Seeing certain Pittsburgh games on a home television can be a problem in places like Cumberland, which is about the same distance (a 2 1/2 -hour drive) from Pittsburgh as from Baltimore. Steelers fan Susie Wilitson, 36, can't see all her team's games because the occasional Fox broadcast is not available on her local cable. Instead, the Redskins are.
Of course, fans of any NFL team can gather at a sports bar these days or buy their own signals to watch any team's games via satellite.
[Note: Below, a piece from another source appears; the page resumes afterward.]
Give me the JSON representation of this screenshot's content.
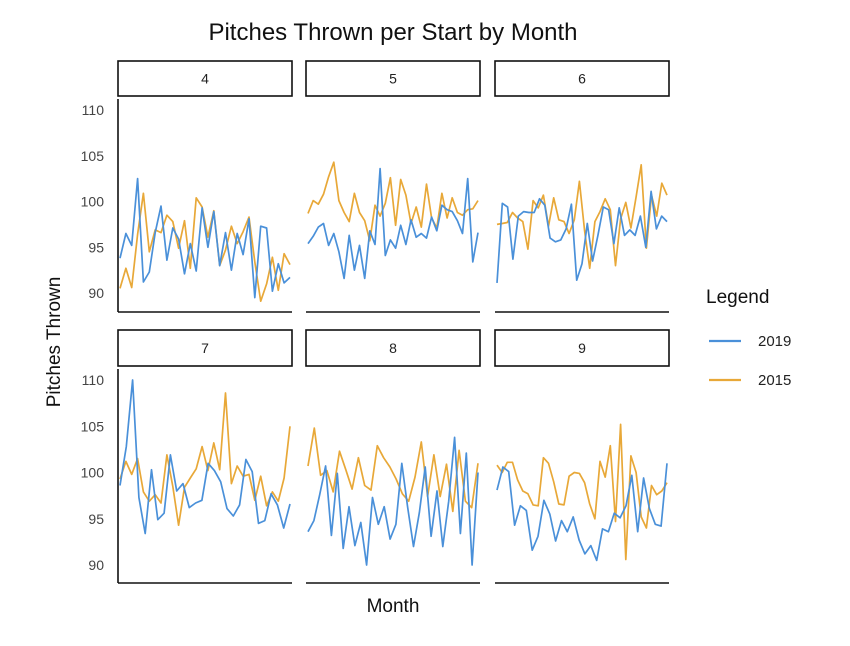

That and the transient nature of the American population means that fans of any team, wearing no telling what jersey, turn up anywhere.
In Cumberland, Charter Communications, which is obliged by federal rules to carry certain stations, offers Washington's network affiliates. On its own, Charter says it also picks up a CBS affiliate from the Johnstown-Altoona area, and one from Baltimore.
Steel Curtain
Wilitson, a bartender, often sports her Antwaan Randle El "No. 82" Pittsburgh jersey even when surrounded by Ravens and Redskins paraphernalia at Brewski's pub, where she works. She says the tavern's beer distributors give the pub free items with the logo of the "local teams," but neglect the Steelers.
Although she usually works Monday nights, Wilitson says the bar's managers know better than to disturb her when the Steelers appear on Monday Night Football. She typically hunkers down next to one of the big screens and fends off the taunts of Ravens fans.